Hamid doesn’t explain what he means by the fact that Nadia is “informed of the proximity of Saeed,” but the implication is that her phone is somehow capable of signaling to her when he’s nearby. As such, Hamid provides one final form of connection, building upon the idea that technology—with its vast networks and infinite capacity for surveillance—unites humanity. After all these years, Nadia and Saeed once again find themselves communicating in their home city using phones, bringing their story full-circle and harkening back to their initial text-message flirtations.

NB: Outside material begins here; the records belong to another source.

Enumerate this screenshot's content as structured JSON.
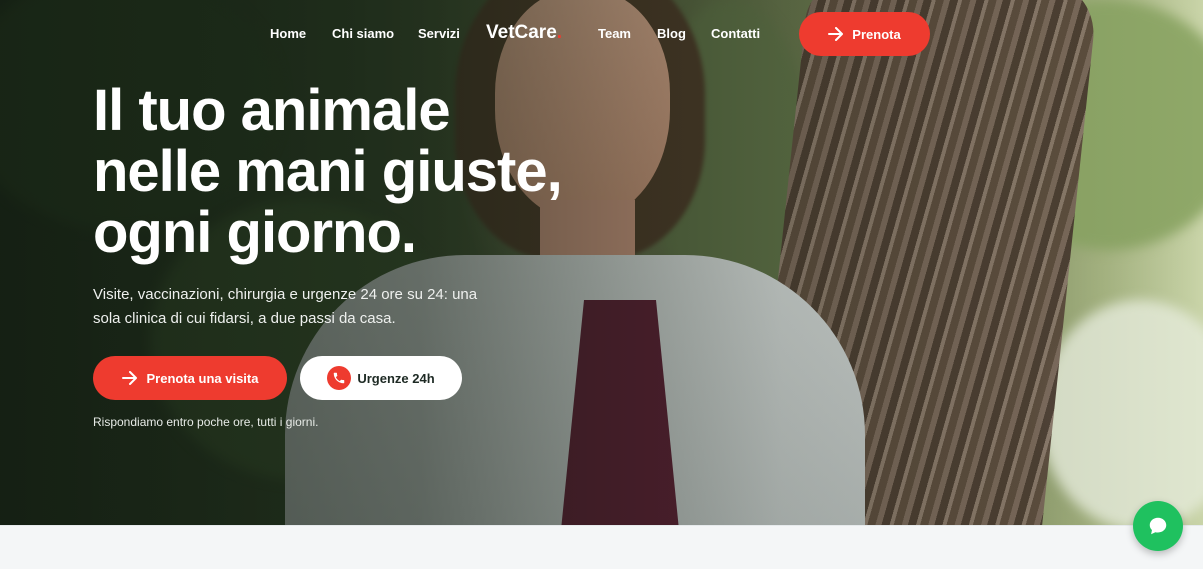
{
  "nav": {
    "links": [
      "Home",
      "Chi siamo",
      "Servizi",
      "Team",
      "Blog",
      "Contatti"
    ],
    "brand": "VetCare",
    "brand_dot": ".",
    "cta_label": "Prenota"
  },
  "hero": {
    "headline_line1": "Il tuo animale",
    "headline_line2": "nelle mani giuste,",
    "headline_line3": "ogni giorno.",
    "subtitle": "Visite, vaccinazioni, chirurgia e urgenze 24 ore su 24: una sola clinica di cui fidarsi, a due passi da casa.",
    "primary_button": "Prenota una visita",
    "secondary_button": "Urgenze 24h",
    "note": "Rispondiamo entro poche ore, tutti i giorni."
  },
  "colors": {
    "accent": "#ee3b2f",
    "chat": "#1fc15f"
  },
  "icons": {
    "arrow": "arrow-right-icon",
    "phone": "phone-icon",
    "chat": "chat-bubble-icon"
  }
}
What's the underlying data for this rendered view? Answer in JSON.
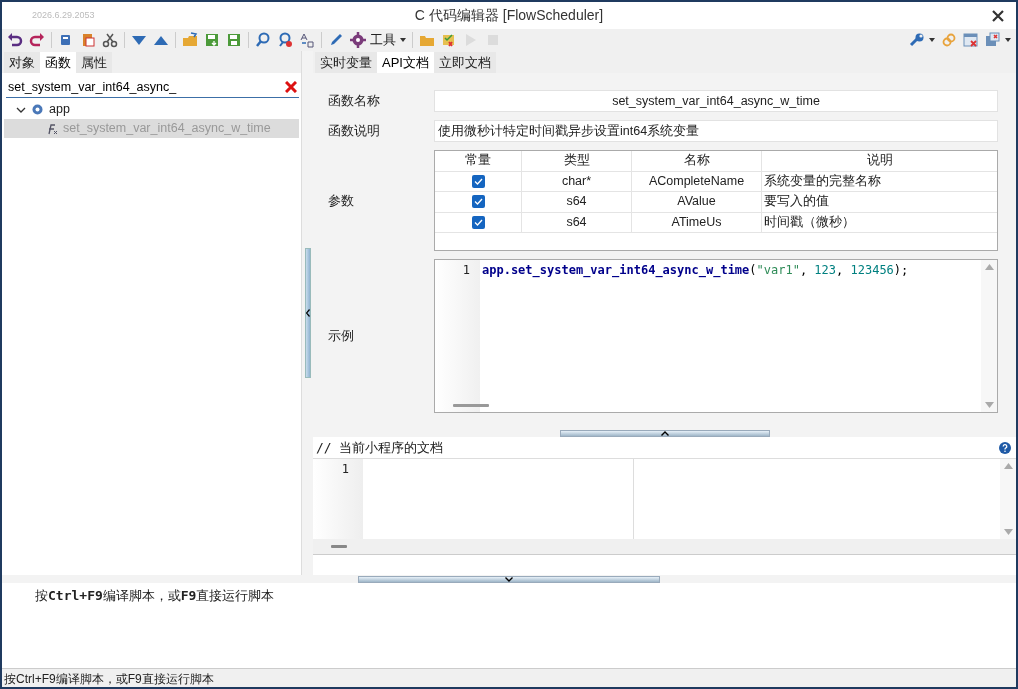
{
  "window": {
    "version": "2026.6.29.2053",
    "title": "C 代码编辑器 [FlowScheduler]"
  },
  "toolbar": {
    "tools_menu": "工具",
    "run": {
      "disabled": true
    },
    "stop": {
      "disabled": true
    }
  },
  "left_panel": {
    "tabs": [
      {
        "label": "对象",
        "selected": false
      },
      {
        "label": "函数",
        "selected": true
      },
      {
        "label": "属性",
        "selected": false
      }
    ],
    "search": {
      "value": "set_system_var_int64_async_"
    },
    "tree": [
      {
        "label": "app",
        "expanded": true,
        "selected": false,
        "children": [
          {
            "label": "set_system_var_int64_async_w_time",
            "selected": true
          }
        ]
      }
    ]
  },
  "right_panel": {
    "tabs": [
      {
        "label": "实时变量",
        "selected": false
      },
      {
        "label": "API文档",
        "selected": true
      },
      {
        "label": "立即文档",
        "selected": false
      }
    ],
    "function_name": {
      "label": "函数名称",
      "value": "set_system_var_int64_async_w_time"
    },
    "function_desc": {
      "label": "函数说明",
      "value": "使用微秒计特定时间戳异步设置int64系统变量"
    },
    "params": {
      "label": "参数",
      "columns": [
        "常量",
        "类型",
        "名称",
        "说明"
      ],
      "rows": [
        {
          "checked": true,
          "type": "char*",
          "name": "ACompleteName",
          "desc": "系统变量的完整名称"
        },
        {
          "checked": true,
          "type": "s64",
          "name": "AValue",
          "desc": "要写入的值"
        },
        {
          "checked": true,
          "type": "s64",
          "name": "ATimeUs",
          "desc": "时间戳（微秒）"
        }
      ]
    },
    "example": {
      "label": "示例",
      "line_number": "1",
      "tokens": [
        {
          "kind": "ident",
          "text": "app.set_system_var_int64_async_w_time"
        },
        {
          "kind": "punct",
          "text": "("
        },
        {
          "kind": "string",
          "text": "\"var1\""
        },
        {
          "kind": "punct",
          "text": ", "
        },
        {
          "kind": "number",
          "text": "123"
        },
        {
          "kind": "punct",
          "text": ", "
        },
        {
          "kind": "number",
          "text": "123456"
        },
        {
          "kind": "punct",
          "text": ");"
        }
      ]
    },
    "doc_editor": {
      "header": "// 当前小程序的文档",
      "line_number": "1"
    }
  },
  "message": "按**Ctrl+F9**编译脚本，或**F9**直接运行脚本",
  "status_bar": "按Ctrl+F9编译脚本，或F9直接运行脚本"
}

“Imagine how different life would be if I had agreed to marry you,” Nadia says. “Imagine how different it would be if I had agreed to have sex with you,” responds Saeed, to which Nadia says, “We were having sex.” After a moment, Saeed smiles and concedes, saying, “Yes I suppose we were.” As they finish their coffees, Nadia asks Saeed if he ever wound up visiting the Chilean deserts to see the dazzling stars. Nodding, he tells her that if she ever has a free evening, he would love to take her because the sight is astoundingly beautiful. Closing her eyes, Nadia says she’d love to do this, and they both stand, hug, and go their separate ways, not knowing whether or not “that evening [will] ever come.”
The novel's ending ingeniously ties up many of its themes. Nadia's comment about how different things might have been if they got married captures the way that, while the novel focused on Nadia and Saeed's time together, they didn't end up together or the center of each other's lives. The connection they shared was in many ways just like the connections they share with others. The novel's focus on their particular connection showed how important that connection was, but the fact that the novel also shows the connection ends implies that all of their connections were also important, or could have been similarly important, had they made different choices. Meanwhile, the odd moment when Saeed comments that they weren't having sex, and then admits rather easily that they were, is important. Saeed seems to have built for himself a narrative in which he and Nadia followed strict religious rules, and avoided sex before marriage. This narrative fits with Saeed's growing religiousness through the story: it is the narrative he needed in order to be the person he needed himself to be. But now back in his home country where the religious strife has backed down, he can suddenly admit to himself and to Nadia that in fact they were having sex. Now, in this different context, no longer a refugee, Saeed can be a slightly different, less rigid and even less religious version of himself. Finally, when Saeed offers to take Nadia to the Chilean deserts if she ever has a “free evening,” it becomes clear that travel has become so ubiquitous throughout the world that people are able to take casual trips to far-flung destinations, essentially obliterating the idea that migration across borders is something that must be controlled. And when Hamid asserts that neither Saeed nor Nadia know if their trip to the desert together will ever transpire, he once more relates uncertainty and migration, though this time the combination is imbued with a sense of possibility, not fear. At the same time, that these two people, who have had to travel under duress as refugees throughout the novel, can now talk about traveling for leisure, it makes clear that the state of being a refugee is something that comes to an end. While the rest of the world often treats refugees as nothing other than refugees, the novel insists that refugees are, in fact, humans who just happen to have been forced to flee their home.